Advancing through clouds of tear gas, hundreds of police officers and national guards opened fire on the unarmed inmates.

Twenty-nine prisoners and nine hostages were killed and some hundred men were seriously wounded. A 10th hostage who was shot later died.

The explanation the authorities provided, and the media ran with, was that the prisoners had slit their hostages' throats.

"That was not true -- every hostage had been killed by law enforcement and by guns," Thompson said. "The government wanted to portray it as a black insurrection."

Combing through archives, the historian concluded that Rockefeller had purposely sacrificed the hostages' lives ordering the prison to be retaken by force.

"He made that decision even when everyone warned him that the hostages would die, that it was going to be a massacre -- and that's the word they used incidentally: massacre," she said.

"When it ended so terribly and so many prisoners were killed, all that (President) Richard Nixon wanted to know from the governor, Rockefeller, was 'was it a black business?'" Thompson said.

"And Rockefeller said: 'Yes, Mr President it was!' And of course once he (Nixon) felt that it was all black prisoners, he was fine with it, it did not bother him."

In the days and weeks that followed the uprising, guards and others exacted their revenge on prisoners. Many were tortured.

Nearly half a century later, the prisoners' protests and the false claims against them have had major -- paradoxically opposite -- repercussions, the historian said.

"In the immediate aftermath of Attica, there is a moment of great reforms" that made some prisons more humane, she said. "But it was very short-lived."

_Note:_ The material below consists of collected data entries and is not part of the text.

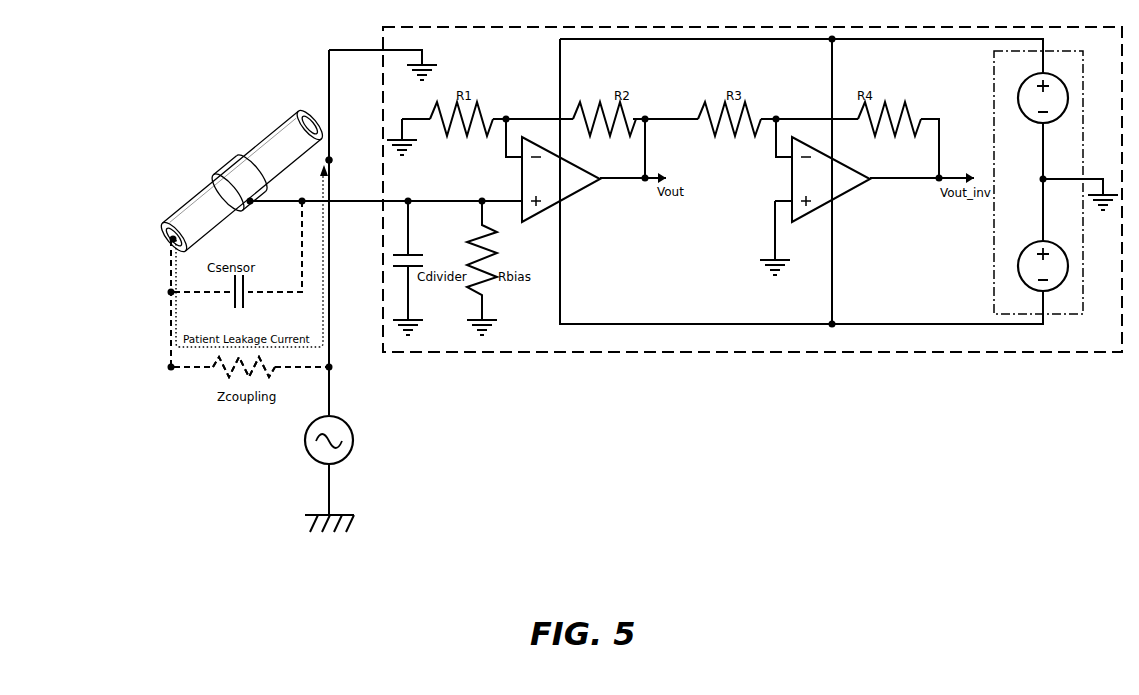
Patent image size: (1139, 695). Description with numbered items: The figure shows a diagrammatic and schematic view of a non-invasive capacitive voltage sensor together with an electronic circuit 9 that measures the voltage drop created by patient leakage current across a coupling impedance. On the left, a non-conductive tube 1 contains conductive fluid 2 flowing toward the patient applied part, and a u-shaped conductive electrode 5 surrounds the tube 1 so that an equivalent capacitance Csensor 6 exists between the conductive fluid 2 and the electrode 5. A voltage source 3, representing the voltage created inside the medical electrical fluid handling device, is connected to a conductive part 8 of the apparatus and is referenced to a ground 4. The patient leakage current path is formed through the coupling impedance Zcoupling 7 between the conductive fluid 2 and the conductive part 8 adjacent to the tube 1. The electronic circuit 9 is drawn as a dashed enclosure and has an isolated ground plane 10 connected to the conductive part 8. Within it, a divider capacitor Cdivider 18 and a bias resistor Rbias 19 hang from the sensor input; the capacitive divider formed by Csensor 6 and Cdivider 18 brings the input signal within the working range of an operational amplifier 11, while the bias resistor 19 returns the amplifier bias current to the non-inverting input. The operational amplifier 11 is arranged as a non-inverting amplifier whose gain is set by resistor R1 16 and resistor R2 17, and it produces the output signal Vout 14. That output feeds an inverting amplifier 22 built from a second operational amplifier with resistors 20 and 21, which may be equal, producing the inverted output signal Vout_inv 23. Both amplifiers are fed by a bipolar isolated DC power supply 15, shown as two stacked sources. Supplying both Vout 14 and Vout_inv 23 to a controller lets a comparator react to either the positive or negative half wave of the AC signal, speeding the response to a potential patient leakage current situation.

The non-conductive tube 1 is at (170, 224).
The conductive fluid 2 is at (166, 238).
The voltage source 3 is at (347, 423).
The ground 4 is at (311, 512).
The u-shaped conductive electrode 5 is at (214, 168).
The equivalent capacitance Csensor 6 is at (244, 281).
The coupling impedance Zcoupling 7 is at (223, 372).
The conductive part of the medical apparatus 8 is at (333, 157).
The electronic circuit 9 is at (519, 354).
The isolated ground plane 10 is at (431, 65).
The operational amplifier 11 is at (576, 196).
The output signal Vout 14 is at (650, 187).
The bipolar isolated DC power supply 15 is at (994, 93).
The resistor R1 16 is at (484, 114).
The resistor R2 17 is at (625, 112).
The divider capacitor Cdivider 18 is at (416, 252).
The bias resistor Rbias 19 is at (494, 275).
The resistor 20 is at (749, 112).
The resistor 21 is at (906, 110).
The inverting amplifier 22 is at (838, 198).
The output signal Vout_inv 23 is at (950, 174).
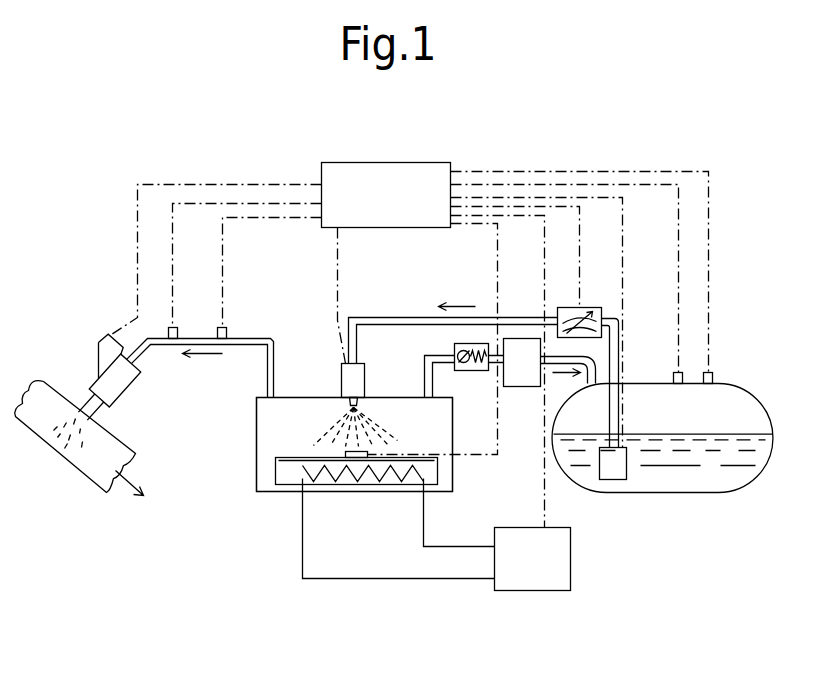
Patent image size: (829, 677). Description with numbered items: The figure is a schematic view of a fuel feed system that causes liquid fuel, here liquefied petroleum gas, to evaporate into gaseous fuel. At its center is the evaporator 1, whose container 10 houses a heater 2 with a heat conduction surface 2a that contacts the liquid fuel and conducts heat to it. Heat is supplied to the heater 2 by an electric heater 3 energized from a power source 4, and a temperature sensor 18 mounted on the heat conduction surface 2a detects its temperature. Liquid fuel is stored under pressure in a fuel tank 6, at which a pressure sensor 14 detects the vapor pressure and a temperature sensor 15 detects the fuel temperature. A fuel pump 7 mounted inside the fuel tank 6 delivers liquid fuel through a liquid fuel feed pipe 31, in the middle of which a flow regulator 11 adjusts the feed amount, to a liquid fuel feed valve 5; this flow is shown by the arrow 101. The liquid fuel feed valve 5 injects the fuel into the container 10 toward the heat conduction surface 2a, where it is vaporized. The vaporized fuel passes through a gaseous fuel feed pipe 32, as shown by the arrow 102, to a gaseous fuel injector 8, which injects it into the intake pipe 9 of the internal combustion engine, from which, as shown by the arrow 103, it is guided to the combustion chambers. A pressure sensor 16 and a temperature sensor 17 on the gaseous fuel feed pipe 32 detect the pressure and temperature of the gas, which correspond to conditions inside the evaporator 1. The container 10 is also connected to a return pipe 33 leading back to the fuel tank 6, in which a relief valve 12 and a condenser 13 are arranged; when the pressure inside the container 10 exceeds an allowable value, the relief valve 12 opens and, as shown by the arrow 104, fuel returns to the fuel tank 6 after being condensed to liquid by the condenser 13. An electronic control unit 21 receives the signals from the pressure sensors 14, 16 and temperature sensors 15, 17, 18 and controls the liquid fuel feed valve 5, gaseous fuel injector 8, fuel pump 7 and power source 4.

The evaporator 1 is at (256, 413).
The heater 2 is at (275, 472).
The heat conduction surface 2a is at (275, 457).
The electric heater 3 is at (298, 478).
The power source 4 is at (532, 591).
The liquid fuel feed valve 5 is at (341, 382).
The fuel tank 6 is at (755, 480).
The fuel pump 7 is at (627, 475).
The gaseous fuel injector 8 is at (89, 385).
The intake pipe 9 is at (87, 484).
The container 10 is at (452, 472).
The flow regulator 11 is at (588, 307).
The relief valve 12 is at (454, 350).
The condenser 13 is at (518, 387).
The pressure sensor 14 is at (673, 376).
The temperature sensor 15 is at (712, 376).
The pressure sensor 16 is at (177, 327).
The temperature sensor 17 is at (226, 327).
The temperature sensor 18 is at (357, 452).
The electronic control unit 21 is at (397, 162).
The liquid fuel feed pipe 31 is at (395, 317).
The gaseous fuel feed pipe 32 is at (260, 338).
The return pipe 33 is at (424, 373).
The arrow 101 is at (463, 305).
The arrow 102 is at (205, 353).
The arrow 103 is at (125, 487).
The arrow 104 is at (563, 375).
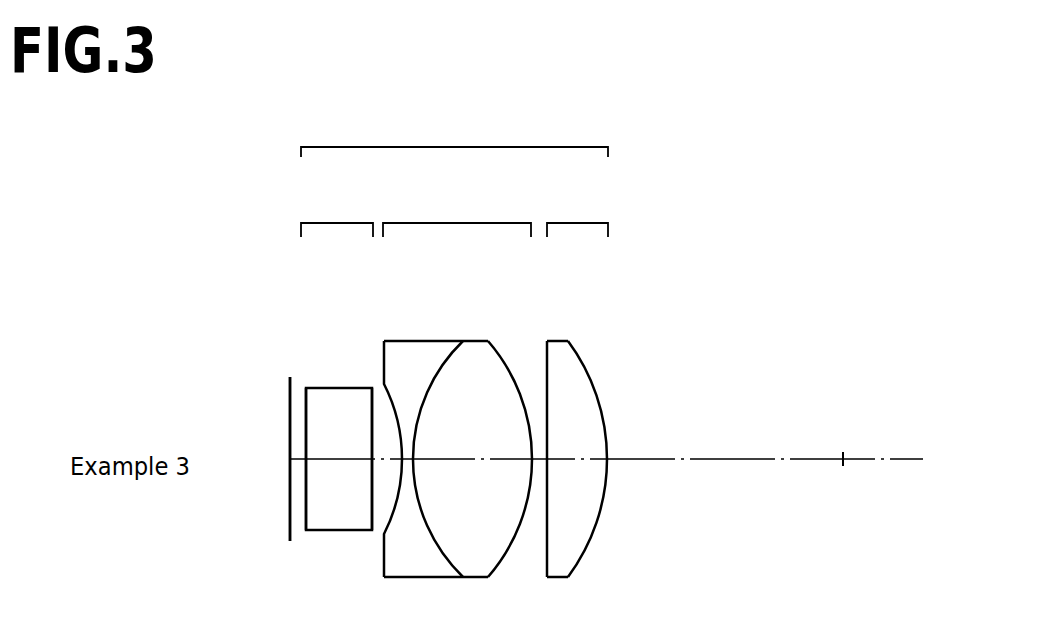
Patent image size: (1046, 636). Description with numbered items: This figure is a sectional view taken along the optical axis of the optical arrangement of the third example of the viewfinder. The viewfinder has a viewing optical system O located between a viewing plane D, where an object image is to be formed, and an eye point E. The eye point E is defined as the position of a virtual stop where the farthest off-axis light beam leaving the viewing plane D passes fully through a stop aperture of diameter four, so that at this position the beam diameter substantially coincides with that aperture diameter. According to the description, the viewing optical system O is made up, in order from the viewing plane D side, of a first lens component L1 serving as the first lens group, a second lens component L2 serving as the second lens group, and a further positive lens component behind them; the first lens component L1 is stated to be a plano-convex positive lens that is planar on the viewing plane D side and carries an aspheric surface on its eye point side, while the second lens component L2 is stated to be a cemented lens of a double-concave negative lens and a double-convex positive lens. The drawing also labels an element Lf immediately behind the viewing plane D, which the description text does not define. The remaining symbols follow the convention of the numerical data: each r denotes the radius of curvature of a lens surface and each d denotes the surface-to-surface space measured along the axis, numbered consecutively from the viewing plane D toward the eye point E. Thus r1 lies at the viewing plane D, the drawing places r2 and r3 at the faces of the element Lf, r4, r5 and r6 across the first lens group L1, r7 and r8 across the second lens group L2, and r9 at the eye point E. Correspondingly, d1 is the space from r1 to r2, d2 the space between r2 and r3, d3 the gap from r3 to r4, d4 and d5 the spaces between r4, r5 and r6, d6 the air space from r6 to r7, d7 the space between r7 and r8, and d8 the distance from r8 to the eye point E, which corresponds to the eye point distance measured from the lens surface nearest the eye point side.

The viewing optical system O is at (454, 132).
The filter Lf is at (337, 358).
The first lens component L1 is at (457, 381).
The second lens component L2 is at (577, 381).
The viewing plane D is at (290, 512).
The eye point E is at (843, 510).
The radius of curvature of first surface r1 is at (288, 403).
The radius of curvature of second surface r2 is at (306, 400).
The radius of curvature of third surface r3 is at (372, 410).
The radius of curvature of fourth surface r4 is at (390, 403).
The radius of curvature of fifth surface r5 is at (431, 385).
The radius of curvature of sixth surface r6 is at (509, 372).
The radius of curvature of seventh surface r7 is at (547, 370).
The radius of curvature of eighth surface r8 is at (586, 370).
The radius of curvature of ninth surface r9 is at (843, 412).
The first surface-to-surface space d1 is at (298, 461).
The second surface-to-surface space d2 is at (335, 477).
The third surface-to-surface space d3 is at (378, 461).
The fourth surface-to-surface space d4 is at (410, 461).
The fifth surface-to-surface space d5 is at (472, 477).
The sixth surface-to-surface space d6 is at (537, 461).
The seventh surface-to-surface space d7 is at (570, 477).
The eighth surface-to-surface space d8 is at (720, 480).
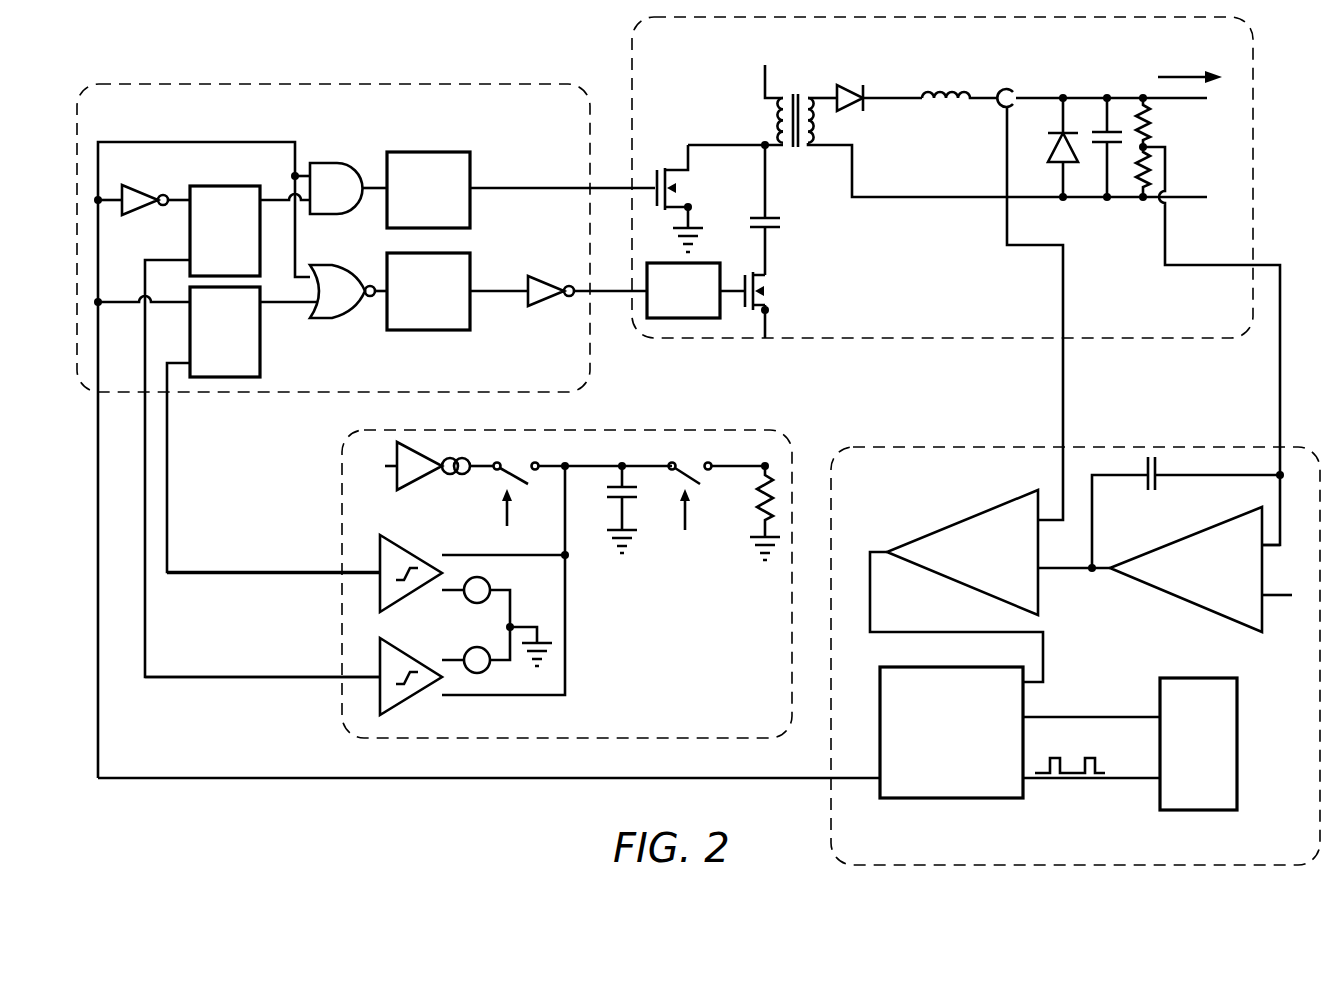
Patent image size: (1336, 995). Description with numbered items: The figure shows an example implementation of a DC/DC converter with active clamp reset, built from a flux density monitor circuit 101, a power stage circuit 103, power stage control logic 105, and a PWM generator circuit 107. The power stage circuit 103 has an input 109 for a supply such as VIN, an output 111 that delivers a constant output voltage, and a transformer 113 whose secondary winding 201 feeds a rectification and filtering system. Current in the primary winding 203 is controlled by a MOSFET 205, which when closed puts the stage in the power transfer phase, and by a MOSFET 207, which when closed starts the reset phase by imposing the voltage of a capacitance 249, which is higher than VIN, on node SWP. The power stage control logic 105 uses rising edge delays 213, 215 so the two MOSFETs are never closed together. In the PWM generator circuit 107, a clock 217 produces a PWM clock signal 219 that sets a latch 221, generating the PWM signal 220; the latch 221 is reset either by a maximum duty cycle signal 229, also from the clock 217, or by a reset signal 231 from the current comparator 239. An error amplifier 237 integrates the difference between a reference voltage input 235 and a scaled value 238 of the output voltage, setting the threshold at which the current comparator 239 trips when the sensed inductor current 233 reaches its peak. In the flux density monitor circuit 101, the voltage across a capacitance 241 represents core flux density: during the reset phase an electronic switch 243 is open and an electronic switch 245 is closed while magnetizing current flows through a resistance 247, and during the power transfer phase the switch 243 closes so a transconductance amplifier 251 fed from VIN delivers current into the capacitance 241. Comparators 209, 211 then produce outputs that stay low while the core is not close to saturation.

The flux density monitor circuit 101 is at (700, 428).
The power stage circuit 103 is at (888, 340).
The power stage control logic 105 is at (366, 431).
The PWM generator circuit 107 is at (992, 447).
The input 109 is at (765, 85).
The output 111 is at (1138, 96).
The transformer 113 is at (789, 102).
The secondary winding 201 is at (812, 120).
The primary winding 203 is at (783, 116).
The MOSFET 205 is at (680, 190).
The MOSFET 207 is at (762, 290).
The comparator 209 is at (398, 561).
The comparator 211 is at (412, 656).
The rising edge delay 213 is at (415, 152).
The rising edge delay 215 is at (418, 330).
The clock 217 is at (1175, 678).
The PWM clock signal 219 is at (1027, 768).
The PWM signal 220 is at (640, 778).
The latch 221 is at (880, 689).
The maximum duty cycle signal 229 is at (1148, 716).
The reset signal 231 is at (905, 631).
The sensed inductor current 233 is at (1063, 308).
The reference voltage input 235 is at (1268, 600).
The error amplifier 237 is at (1218, 530).
The scaled value of VOUT 238 is at (1165, 232).
The current comparator 239 is at (987, 508).
The capacitance 241 is at (622, 498).
The electronic switch 243 is at (507, 470).
The electronic switch 245 is at (686, 468).
The resistance 247 is at (780, 484).
The capacitance 249 is at (770, 229).
The transconductance amplifier 251 is at (417, 485).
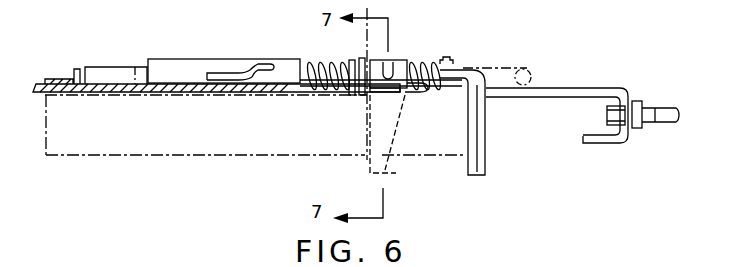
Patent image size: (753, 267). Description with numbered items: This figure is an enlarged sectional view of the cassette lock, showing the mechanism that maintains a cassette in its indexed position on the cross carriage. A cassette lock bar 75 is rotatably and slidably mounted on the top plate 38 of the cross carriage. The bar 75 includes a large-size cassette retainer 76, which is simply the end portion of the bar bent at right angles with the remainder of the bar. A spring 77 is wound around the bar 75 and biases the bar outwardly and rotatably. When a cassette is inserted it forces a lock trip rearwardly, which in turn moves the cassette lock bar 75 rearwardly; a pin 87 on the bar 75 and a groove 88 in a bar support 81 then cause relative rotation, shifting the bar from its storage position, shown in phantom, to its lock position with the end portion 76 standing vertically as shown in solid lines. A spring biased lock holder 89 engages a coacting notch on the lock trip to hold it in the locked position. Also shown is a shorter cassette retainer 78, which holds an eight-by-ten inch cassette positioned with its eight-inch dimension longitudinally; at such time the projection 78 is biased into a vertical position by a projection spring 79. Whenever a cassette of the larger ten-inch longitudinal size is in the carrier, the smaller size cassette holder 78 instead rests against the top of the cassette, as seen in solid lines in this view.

The top plate 38 is at (33, 93).
The cassette lock bar 75 is at (457, 72).
The large-size cassette retainer 76 is at (531, 68).
The spring 77 is at (320, 90).
The shorter cassette retainer 78 is at (399, 64).
The projection spring 79 is at (437, 91).
The bar support 81 is at (163, 59).
The pin 87 is at (222, 73).
The groove 88 is at (246, 71).
The spring biased lock holder 89 is at (61, 79).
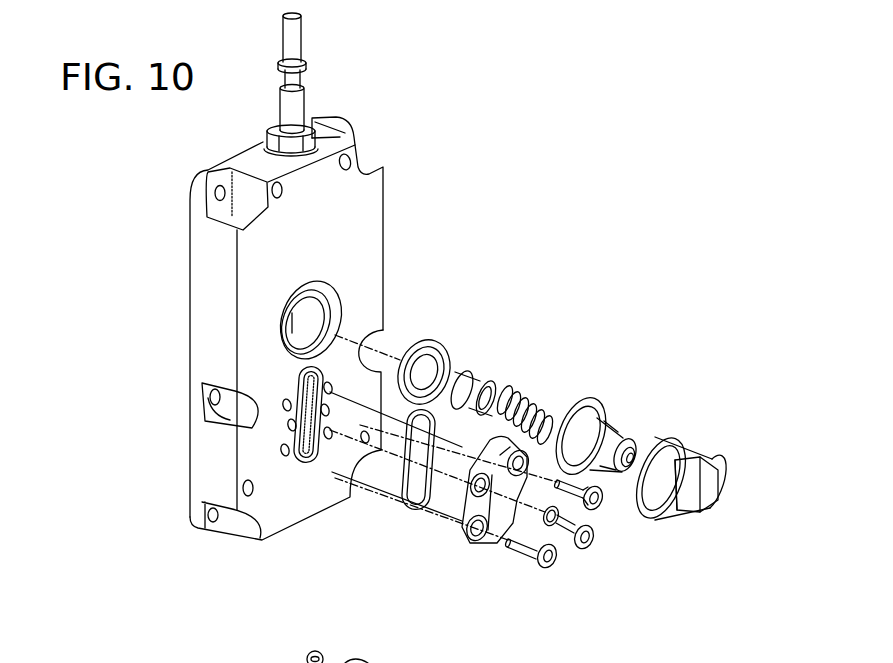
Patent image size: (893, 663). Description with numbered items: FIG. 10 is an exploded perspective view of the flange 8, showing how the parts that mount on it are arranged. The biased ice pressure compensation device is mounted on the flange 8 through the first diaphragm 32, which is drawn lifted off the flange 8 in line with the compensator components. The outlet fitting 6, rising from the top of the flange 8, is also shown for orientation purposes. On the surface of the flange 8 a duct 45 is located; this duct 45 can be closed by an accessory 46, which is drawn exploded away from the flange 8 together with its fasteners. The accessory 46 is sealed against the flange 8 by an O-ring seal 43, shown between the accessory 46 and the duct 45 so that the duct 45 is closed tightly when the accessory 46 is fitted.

The outlet fitting 6 is at (292, 38).
The flange 8 is at (357, 232).
The first diaphragm 32 is at (405, 348).
The O-ring seal 43 is at (413, 505).
The duct 45 is at (350, 462).
The accessory 46 is at (493, 543).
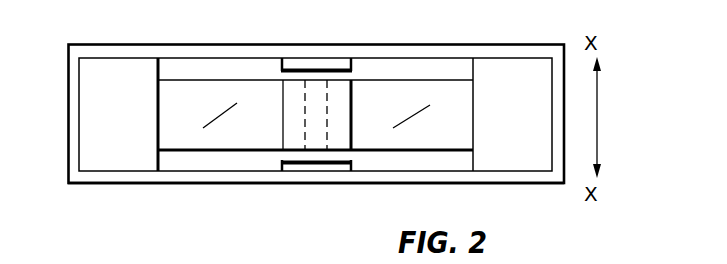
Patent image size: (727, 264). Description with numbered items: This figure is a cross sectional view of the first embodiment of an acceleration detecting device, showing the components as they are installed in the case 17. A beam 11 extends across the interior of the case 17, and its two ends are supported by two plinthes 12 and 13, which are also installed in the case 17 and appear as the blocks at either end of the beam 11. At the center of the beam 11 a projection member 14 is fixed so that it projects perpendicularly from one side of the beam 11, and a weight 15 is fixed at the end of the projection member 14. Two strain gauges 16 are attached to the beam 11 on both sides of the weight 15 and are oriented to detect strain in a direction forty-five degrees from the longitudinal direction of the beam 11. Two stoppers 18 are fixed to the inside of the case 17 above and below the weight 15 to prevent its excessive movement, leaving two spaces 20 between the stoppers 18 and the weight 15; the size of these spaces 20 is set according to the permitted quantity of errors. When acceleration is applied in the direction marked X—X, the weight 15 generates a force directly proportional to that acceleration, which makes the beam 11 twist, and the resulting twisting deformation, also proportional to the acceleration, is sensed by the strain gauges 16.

The beam 11 is at (203, 83).
The plinth 12 is at (107, 63).
The plinth 13 is at (528, 68).
The projection member 14 is at (311, 112).
The weight 15 is at (340, 98).
The strain gauge 16 is at (222, 113).
The case 17 is at (367, 178).
The stopper 18 is at (330, 64).
The space 20 is at (305, 75).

"Because the state officials lied about what happened and said that the prisoners had committed atrocities, it helped to turn this entire nation against civil rights and prisoners' rights," she said.

As a result, the United States began locking up more people than any country.

"Attica became like the fuel for this engine that was punitive criminal policy."

In Sidney Lumet's 1975 film "Dog Day Afternoon," Al Pacino plays Sonny, a robber surrounded by police officers who takes bank employees hostage.

Looking to raise sympathy during the standoff, he shouts "Attica! Attica!"